A rather cold reception
Dr. Forssman publishes his result in a German medical journal in 1929. The results are disappointing. There is little interest in his discovery. On the contrary, it is mentioned that this is of no value and that in addition this technique has a huge potential risk.
German cardiology closes the door definitively on this idea.
Dr. Forssman will leave cardiology to become an urologist.
The idea retaken and improved
At the climax of the Second World War, Dr. André Cournand and Dr. Dickson Richards took up Dr Forssman's idea. They adjusted it to the concept of measuring the pressures of the different cardiac colored chambers using X-rays as well as the measurement of the cardiac output, or the efficiency of the heart to pump the blood.
The birth of catheterization
These measures help treat seriously injured soldiers. The war transformed a primitive idea of Dr. Forssman into a practical tool of treatment. This is the birth of cardiac catheterization.
Examination expected
With the birth of cardiac surgery that followed the Second World War, (World War II,) preoperative diagnoses became a plague. Too many deaths occur because of these errors.
Several catheterization rooms are appearing.
Today, the place where these examinations are practiced is called the hemodynamic laboratory.
Nobel prize
In 1956, Dr. Werner Forssman shared the Nobel Prize in Medicine with Dr. Cournand and Dr. Richards.
Quite the evolution
Eight years after the first mitral valve repair by Dr. Charles Bayley, the medical world had completely changed its mind about the event described by a young doctor. He had challenged the authority, coaxed a nurse to provide him with the items he could not get and tied up the same nurse while he was experimenting with his idea on himself.
From zero to hero
Not recognized by his peers at the time, Dr.
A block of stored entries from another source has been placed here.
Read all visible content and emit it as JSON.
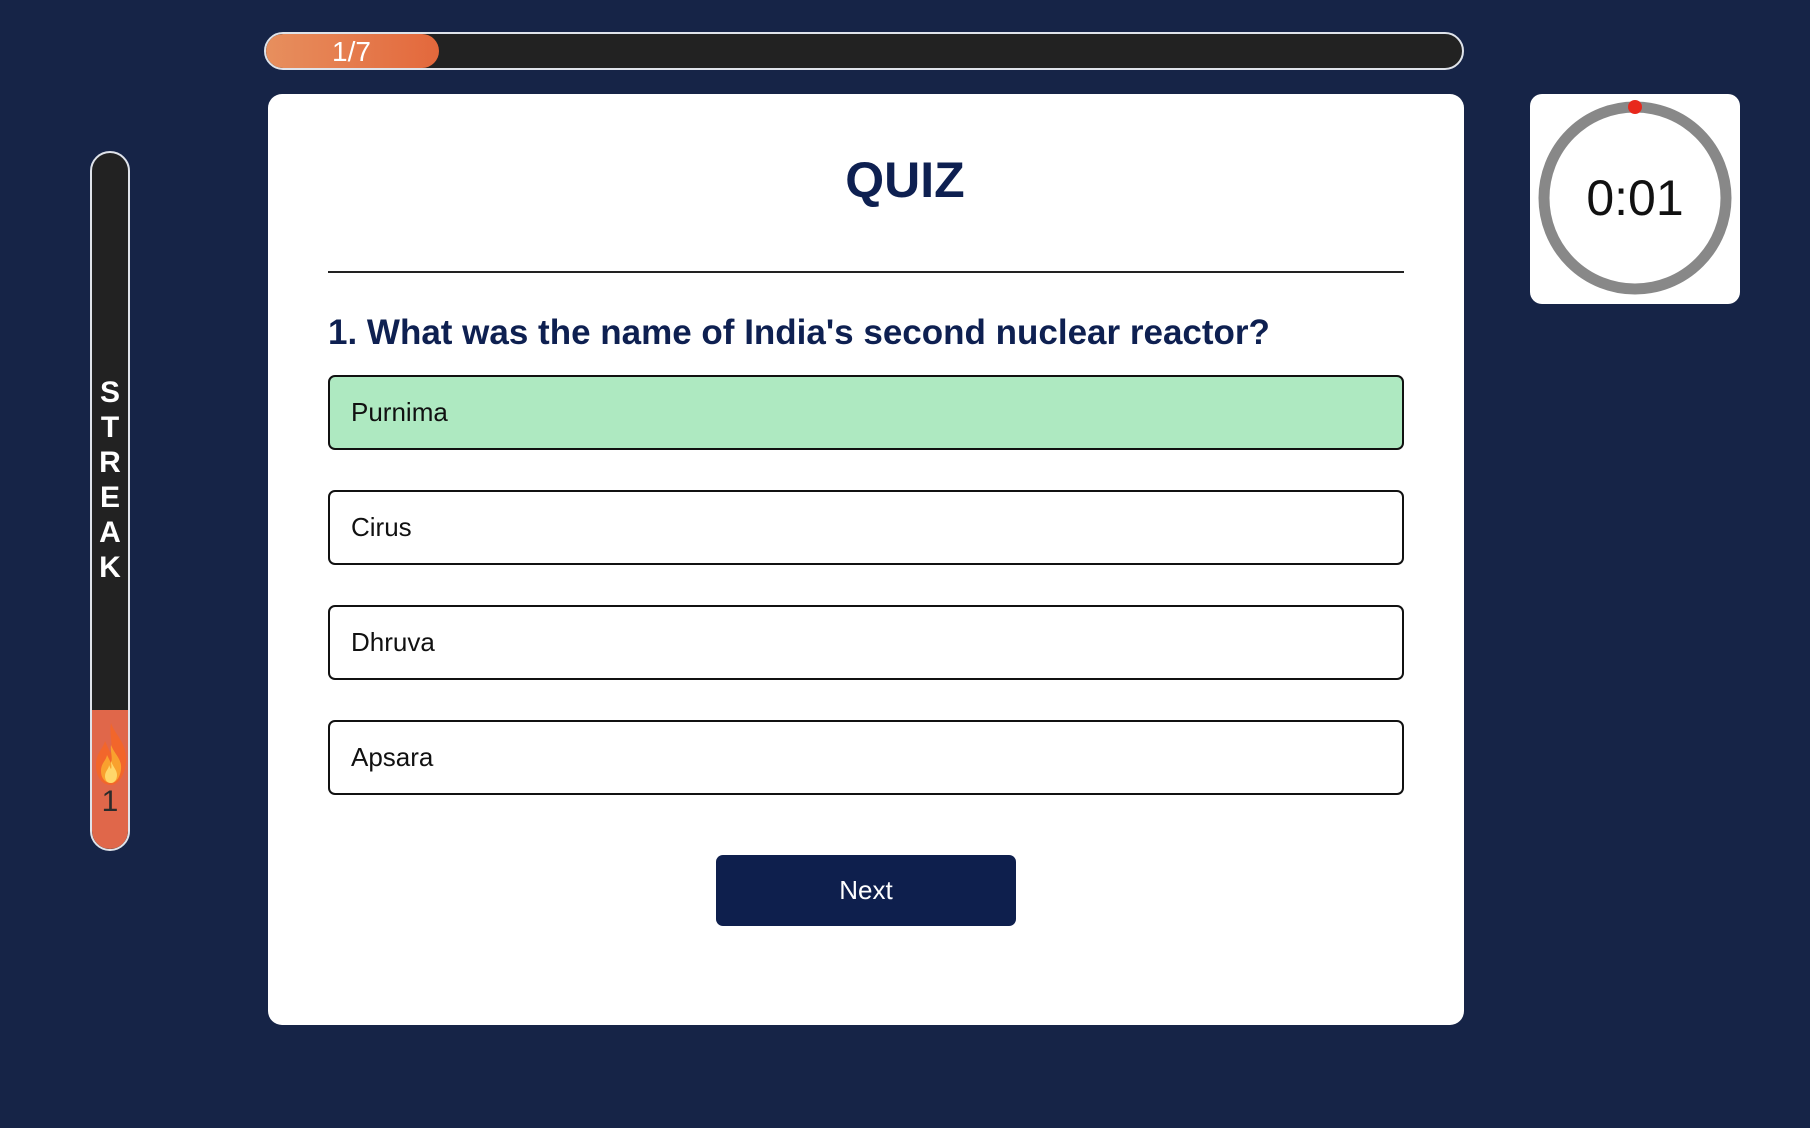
{
  "progress": {
    "label": "1/7",
    "current": 1,
    "total": 7,
    "fill_fraction": 0.145,
    "colors": {
      "fill_start": "#e78f5e",
      "fill_end": "#e3683c",
      "track": "#222222"
    }
  },
  "streak": {
    "title": "STREAK",
    "letters": [
      "S",
      "T",
      "R",
      "E",
      "A",
      "K"
    ],
    "count": "1",
    "icon": "flame-icon",
    "fill_fraction": 0.2,
    "colors": {
      "fill": "#e0674a",
      "track": "#222222"
    }
  },
  "quiz": {
    "title": "QUIZ",
    "question": "1. What was the name of India's second nuclear reactor?",
    "options": [
      {
        "label": "Purnima",
        "selected": true
      },
      {
        "label": "Cirus",
        "selected": false
      },
      {
        "label": "Dhruva",
        "selected": false
      },
      {
        "label": "Apsara",
        "selected": false
      }
    ],
    "next_label": "Next",
    "colors": {
      "title": "#0e2051",
      "selected_option": "#aee9c1",
      "button": "#0e1f4d"
    }
  },
  "timer": {
    "display": "0:01",
    "elapsed_fraction": 0.0,
    "colors": {
      "ring": "#888888",
      "marker": "#e8281c"
    }
  },
  "theme": {
    "background": "#162447"
  }
}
Forssman gets the mention of "monumental contribution to science" when awarded his Nobel Prize.
From surgical complications
The birth of cardiac surgery and its development have highlighted catastrophic complications such as:
• The cardiac conduction block
• Ventricular fibrillation
• Preoperative misdiagnosis
Solutions are found
These deadly complications led to:
• The invention of the pacemaker or cardiac stimulator
• Defibrillators
• The development of catheterization laboratories
For the first time, we can see and understand cardiac malformations in a living patient and the impact of cardiac surgery on the cardiac function.
There is still work to be done
We still can not see the disease that causes the most heart deaths; the disease of the arteries of the heart. The problem needs to be addressed.